Chansons populaires de la Basse-Bretagne/Les adieux du soldat de la République
RÉPUBLIQUE
Ecoutez et vous entendrez, et vous entendrez chanter
Une chanson qui a été levée nouvellement, cette année-ci,
Qui est faite à deux jeunes gens de la paroisse de Peumerit
En l’an deux de la République,
En l’an deux de la République française.
Avant de dire davantage, je vais la commencer.
A vous je demande excuse, compagnie ;
Je ne parlerai de personne (autre) que de ma maîtresse ...
La nuit qui précéda son départ,
La nuit du pardon de Peumerit, il a dit :
— Viens avec moi, camarade, viens avec moi te promener,
Car il faut que je dise adieu à ma maîtresse, aujourd’hui ;
Il faut que je dise adieu, cette nuit, à ma maîtresse ;
Mon cœur se brise de tristesse.
Comme il arrivait près de la porte, il a remarqué (qu’elle était close)
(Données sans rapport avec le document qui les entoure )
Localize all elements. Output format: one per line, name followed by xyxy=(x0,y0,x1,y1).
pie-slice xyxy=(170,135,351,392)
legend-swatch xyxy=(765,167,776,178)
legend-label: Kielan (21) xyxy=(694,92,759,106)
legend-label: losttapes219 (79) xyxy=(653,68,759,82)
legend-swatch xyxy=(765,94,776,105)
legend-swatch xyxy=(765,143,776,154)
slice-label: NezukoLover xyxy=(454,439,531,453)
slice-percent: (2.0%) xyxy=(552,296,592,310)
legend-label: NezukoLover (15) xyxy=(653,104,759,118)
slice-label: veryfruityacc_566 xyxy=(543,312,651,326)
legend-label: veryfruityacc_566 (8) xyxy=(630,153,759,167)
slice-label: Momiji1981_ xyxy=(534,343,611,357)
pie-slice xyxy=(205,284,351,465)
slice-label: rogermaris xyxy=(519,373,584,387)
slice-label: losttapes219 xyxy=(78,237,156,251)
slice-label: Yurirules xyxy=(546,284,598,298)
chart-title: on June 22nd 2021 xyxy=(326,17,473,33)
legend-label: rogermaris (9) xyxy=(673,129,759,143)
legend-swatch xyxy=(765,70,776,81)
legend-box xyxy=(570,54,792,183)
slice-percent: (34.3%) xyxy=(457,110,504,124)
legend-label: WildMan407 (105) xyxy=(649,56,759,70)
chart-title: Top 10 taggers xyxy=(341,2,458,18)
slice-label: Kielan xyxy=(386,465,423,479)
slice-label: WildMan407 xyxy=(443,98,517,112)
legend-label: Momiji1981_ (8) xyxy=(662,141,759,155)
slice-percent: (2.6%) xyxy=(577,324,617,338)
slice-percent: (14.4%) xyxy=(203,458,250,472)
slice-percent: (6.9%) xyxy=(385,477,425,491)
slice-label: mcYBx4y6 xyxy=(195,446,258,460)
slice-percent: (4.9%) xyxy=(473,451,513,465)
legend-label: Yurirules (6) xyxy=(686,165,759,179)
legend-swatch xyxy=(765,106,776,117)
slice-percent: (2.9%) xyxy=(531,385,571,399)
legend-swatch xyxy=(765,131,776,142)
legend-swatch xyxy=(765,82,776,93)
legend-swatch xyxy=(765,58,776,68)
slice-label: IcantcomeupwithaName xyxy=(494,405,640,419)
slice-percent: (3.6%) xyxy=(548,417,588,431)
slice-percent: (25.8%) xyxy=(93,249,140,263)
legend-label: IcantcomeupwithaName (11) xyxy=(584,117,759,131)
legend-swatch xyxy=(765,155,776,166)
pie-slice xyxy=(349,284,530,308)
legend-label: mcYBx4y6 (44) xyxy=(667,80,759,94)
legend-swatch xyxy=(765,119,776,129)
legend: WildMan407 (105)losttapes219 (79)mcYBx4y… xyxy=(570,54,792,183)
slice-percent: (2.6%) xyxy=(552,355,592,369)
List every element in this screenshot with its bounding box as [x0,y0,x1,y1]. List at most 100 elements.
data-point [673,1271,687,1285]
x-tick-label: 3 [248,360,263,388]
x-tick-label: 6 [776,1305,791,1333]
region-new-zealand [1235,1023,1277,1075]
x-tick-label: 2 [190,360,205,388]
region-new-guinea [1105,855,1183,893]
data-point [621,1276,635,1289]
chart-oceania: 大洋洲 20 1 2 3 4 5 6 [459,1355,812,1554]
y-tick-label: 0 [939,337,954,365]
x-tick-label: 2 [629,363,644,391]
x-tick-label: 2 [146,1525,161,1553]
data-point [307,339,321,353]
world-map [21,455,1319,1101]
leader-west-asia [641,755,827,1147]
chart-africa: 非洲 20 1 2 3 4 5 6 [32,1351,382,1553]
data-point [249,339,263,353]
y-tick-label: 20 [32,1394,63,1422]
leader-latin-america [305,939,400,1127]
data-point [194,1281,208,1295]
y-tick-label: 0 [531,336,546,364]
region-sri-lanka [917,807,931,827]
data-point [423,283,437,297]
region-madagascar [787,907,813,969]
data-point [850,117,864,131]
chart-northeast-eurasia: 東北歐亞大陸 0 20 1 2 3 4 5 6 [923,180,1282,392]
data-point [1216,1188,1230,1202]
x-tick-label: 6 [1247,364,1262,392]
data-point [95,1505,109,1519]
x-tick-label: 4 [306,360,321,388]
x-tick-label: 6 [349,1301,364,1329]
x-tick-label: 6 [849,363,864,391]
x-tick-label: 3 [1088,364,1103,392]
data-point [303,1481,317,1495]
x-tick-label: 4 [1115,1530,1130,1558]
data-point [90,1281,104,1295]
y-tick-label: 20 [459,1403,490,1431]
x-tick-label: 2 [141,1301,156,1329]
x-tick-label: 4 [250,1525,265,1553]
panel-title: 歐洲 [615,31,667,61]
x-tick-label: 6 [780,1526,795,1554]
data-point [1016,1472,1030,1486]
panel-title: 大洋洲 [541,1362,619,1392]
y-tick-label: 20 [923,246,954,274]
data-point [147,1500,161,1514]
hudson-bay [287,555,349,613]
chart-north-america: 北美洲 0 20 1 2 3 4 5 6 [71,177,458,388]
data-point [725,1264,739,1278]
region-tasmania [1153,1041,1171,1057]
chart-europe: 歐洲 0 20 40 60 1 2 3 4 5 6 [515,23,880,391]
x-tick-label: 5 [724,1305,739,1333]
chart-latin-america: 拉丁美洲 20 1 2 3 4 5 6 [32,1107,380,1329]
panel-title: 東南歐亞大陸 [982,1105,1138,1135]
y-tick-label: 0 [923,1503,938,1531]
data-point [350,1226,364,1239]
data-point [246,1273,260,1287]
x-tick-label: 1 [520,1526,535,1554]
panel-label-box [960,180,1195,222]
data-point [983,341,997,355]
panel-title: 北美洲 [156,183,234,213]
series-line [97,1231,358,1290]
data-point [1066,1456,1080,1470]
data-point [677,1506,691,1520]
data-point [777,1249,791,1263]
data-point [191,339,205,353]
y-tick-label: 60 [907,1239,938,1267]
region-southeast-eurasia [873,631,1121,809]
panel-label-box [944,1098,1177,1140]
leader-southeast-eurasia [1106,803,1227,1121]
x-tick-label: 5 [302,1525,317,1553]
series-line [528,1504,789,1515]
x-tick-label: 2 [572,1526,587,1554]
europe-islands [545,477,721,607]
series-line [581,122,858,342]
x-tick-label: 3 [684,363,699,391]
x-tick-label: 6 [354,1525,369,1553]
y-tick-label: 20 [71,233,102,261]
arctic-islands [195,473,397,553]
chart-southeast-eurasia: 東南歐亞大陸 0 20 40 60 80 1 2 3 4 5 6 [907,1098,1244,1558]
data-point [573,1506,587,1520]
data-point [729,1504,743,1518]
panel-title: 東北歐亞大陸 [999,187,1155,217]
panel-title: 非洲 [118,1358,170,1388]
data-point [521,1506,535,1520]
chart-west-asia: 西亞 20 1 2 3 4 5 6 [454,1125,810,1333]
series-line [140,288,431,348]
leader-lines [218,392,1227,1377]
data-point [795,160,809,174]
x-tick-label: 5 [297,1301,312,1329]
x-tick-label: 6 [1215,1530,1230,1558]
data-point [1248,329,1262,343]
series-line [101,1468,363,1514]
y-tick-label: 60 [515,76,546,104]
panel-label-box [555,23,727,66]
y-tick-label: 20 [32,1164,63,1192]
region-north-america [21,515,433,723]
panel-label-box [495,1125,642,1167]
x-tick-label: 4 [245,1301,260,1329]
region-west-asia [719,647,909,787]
— Seigneur Dieu ! dit-il, cœur désolé,
Les portes sont fermées, les gens sont allés se coucher !
— Tais-toi, dit son camarade, ne te désole pas ;
Tais-toi, dit son camarade, ne te désole pas,
Je frapperai à la porte, pour que l’on t’ouvre.
Et lui de frapper deux ou trois coups, pour demander qu’on ouvrit,
Et de venir la vieille ouvrir la porte.
En entrant dans la maison, « bonne nuit » il a dit,
Tout en demandant aux gens s’ils étaient toujours bien portants !
Et elle (la vieille) de lui répondre qu’ils étaient bien
portants, grands et petits,
— Et vous, dit-elle, jeunes hommes ? Approchez-vous du feu !
La peine, la tristesse lui emplissaient l’esprit,
Et il a demandé à entretenir sa maîtresse.
La vieille monte alors sur le banc du lit de sa fille :
— Ma fille chérie, dit-elle, levez-vous de là,
Ma fille chérie, dit-elle, levez-vous de là ;
Pour parler à un jeune homme qui est arrivé là,
Nul ne sait, sauf eux deux, et Dieu, qui est au ciel,
Le mal qu’ont à se séparer deux cœurs qui s’aimaient.
Il lui a dit, en une parole nouvelle :
— Quand je serai au milieu de la guerre et au milieu de l’armée ;
Quand je serai au milieu de la guerre et au milieu de l’armée,
Pour moi, je ne vous oublierai pas, ma douce, mon amour !
Avec la Réquisition, l’homme est parti,
Et la fillette désolée à la maison est restée ;
Et la fillette désolée à la maison est restée,
Et elle pleurait abondamment (de regret) à son temps passé.
Un jour, au matin, qu’elle se leva de bon matin,
Elle d’entendre un oiselet chanter dans le bois,
Et elle d’approcher du buisson où il chantait si gaîment :
— Volerais-tu, pour moi, jusqu’à la tête de l’armée ? (bis)
Pour savoir si est encore vivant mon doux (ami), mon amour.
L’oiselet, quand il a entendu, lui a dit:
— Ecrivez vos lettres, Fanchonnette, quand vous voudrez ;
Écrivez vos lettres, Fanchonnette, quand vous voudrez,
Et moi, j’irai les porter, aussitôt qu’elles seront faites.
Et les lettres ont été mises à l’oiseau dans le bec,
Dans la direction de Metz Saint-Laurent avec elles il est parti[1] ...
- ↑ Le poète aura compris, Metz Sant-Laurans au lieu de Metz en Lorraine.